Histoire de Mademoiselle de Waldemar.


Ma mère eut deux enfans, Clėmence et moi : elle perdit la vie en me donnant le jour. Mon père, Théodore de Waldemar, était capitaine de vaisseau : il partit pour les Indes-Orientales, et nous remit, ma sœur et moi, sous la protection d’un oncle de ma mère, appelé Blondel. Ce parent eut les plus grands soins de nous. Mon père mourut d’une fièvre épidémique : sa fortune consistait en une somme de trois cent mille livres, placée chez un banquier de Bordeaux, qui jouissait du plus grand crédit. Notre parent fut nommé notre tuteur. Clémence était dans un excellent pensionnat, où elle avait des maîtres de toute espèce ; on me réunit à elle avant que j’eusse cinq ans accomplis. M. Blondel payait pour nous une grosse pension ; il faisait des cadeaux à madame de Rosanne, notre institutrice, à nos maîtres, aux domestiques de la maison. Chacun s’empressait de nous être utile et agréable. Nous étions aussi heureuses que des orphelines peuvent l’être, quand le banquier chez lequel étaient nos fonds fit banqueroute. M. Blondel, malgré ses démarches et son intelligence, ne put rien sauver du naufrage. Le chagrin qu’il en conçut le conduisit promptement au tombeau. À cette époque Clémence avait dix-sept ans. L’homme de loi qui était chargé des affaires de la succession de notre bon parent, avertit durement ma sœur que ses héritiers s’étaient mis en règle relativement à nous, et que nous n’avions pas la plus légère somme à réclamer d’eux.

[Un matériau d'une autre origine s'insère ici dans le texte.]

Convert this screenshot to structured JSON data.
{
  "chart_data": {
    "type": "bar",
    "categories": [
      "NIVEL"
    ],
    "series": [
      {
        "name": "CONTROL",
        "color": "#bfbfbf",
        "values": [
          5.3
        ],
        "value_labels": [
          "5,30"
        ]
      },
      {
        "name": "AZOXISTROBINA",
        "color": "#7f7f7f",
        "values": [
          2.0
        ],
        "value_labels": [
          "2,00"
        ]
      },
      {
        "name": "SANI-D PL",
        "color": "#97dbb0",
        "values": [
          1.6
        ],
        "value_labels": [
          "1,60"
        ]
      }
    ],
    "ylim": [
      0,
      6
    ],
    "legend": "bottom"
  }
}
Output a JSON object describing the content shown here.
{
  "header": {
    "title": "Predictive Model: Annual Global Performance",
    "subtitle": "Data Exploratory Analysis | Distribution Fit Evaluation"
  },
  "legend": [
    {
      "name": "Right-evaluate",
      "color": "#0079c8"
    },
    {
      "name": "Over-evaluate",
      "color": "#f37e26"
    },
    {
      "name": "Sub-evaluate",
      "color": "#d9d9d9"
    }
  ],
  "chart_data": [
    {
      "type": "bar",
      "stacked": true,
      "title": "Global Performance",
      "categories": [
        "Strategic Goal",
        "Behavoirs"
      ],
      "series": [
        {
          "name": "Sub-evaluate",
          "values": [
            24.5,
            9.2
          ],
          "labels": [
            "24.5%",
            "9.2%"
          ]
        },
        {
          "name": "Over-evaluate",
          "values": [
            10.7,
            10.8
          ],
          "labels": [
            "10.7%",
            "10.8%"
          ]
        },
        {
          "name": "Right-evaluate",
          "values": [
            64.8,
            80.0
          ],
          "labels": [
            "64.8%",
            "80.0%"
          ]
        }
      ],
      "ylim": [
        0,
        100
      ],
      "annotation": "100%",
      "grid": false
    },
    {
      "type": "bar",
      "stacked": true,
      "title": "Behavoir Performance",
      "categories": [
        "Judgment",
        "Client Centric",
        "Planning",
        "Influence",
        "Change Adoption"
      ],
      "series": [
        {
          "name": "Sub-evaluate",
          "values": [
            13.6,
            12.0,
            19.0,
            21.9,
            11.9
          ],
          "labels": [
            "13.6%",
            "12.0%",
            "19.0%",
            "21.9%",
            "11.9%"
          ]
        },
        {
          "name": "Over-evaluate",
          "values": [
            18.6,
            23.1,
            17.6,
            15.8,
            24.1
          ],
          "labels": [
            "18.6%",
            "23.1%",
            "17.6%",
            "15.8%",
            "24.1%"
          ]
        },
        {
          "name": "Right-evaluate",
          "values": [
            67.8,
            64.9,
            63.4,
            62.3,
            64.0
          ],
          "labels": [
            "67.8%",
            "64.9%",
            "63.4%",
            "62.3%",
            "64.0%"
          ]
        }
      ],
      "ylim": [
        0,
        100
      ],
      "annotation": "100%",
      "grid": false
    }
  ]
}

Madame de Rosanne était une femme très-obligeante ; elle ne vit pas d’un œil sec le chagrin de Clémence. Tranquillisez-vous, lui dit-elle, une de mes amies, madame d’Aiglemont, cherche une demoiselle de compagnie, je lui demanderai cette place pour vous. Je l’obtiendrai ; vous aurez de bons appointemens. Quant à votre sœur, elle restera chez moi à quart de pension, jusqu’à ce qu’elle ait atteint l’âge où l’on pourra disposer d’elle avantageusement.

Les offres de notre généreuse institutrice furent acceptées avec reconnaissance, par ma sœur. Elle entra chez madame d’Aiglemont. Cette dame jouissait d’une fortune considérable : son cercle, dont Clémence faisait les honneurs, se composait en partie d’étrangers de distinction. Parmi eux on comptait Adrien de Rinaldy, comte Napolitain. Ma sœur était très-belle. Le comte en devint amoureux, et par malheur réussit à lui plaire.

Madame d’Aiglemont passait régulièrement les lundis et les vendredis chez une dame où elle n’emmenait pas Clémence. Les jours que cette dernière avait l’habitude de me consacrer, le furent bientôt à recevoir le comte : il lui jurait amour, respect, fidélité. Aimer et croire est, dit-on, la même chose ; ma pauvre sœur crut M. de Rinaldy. Funeste aveuglement ! ajouta Amélie en baissant les yeux, il devait lui coûter la réputation et la vie.

Le comte offrit des présens d’un grand prix à Clémence ; il voulait la retirer de la dépendance où elle vivait, lui monter une maison : elle n’accepta jamais de lui que son fatal amour.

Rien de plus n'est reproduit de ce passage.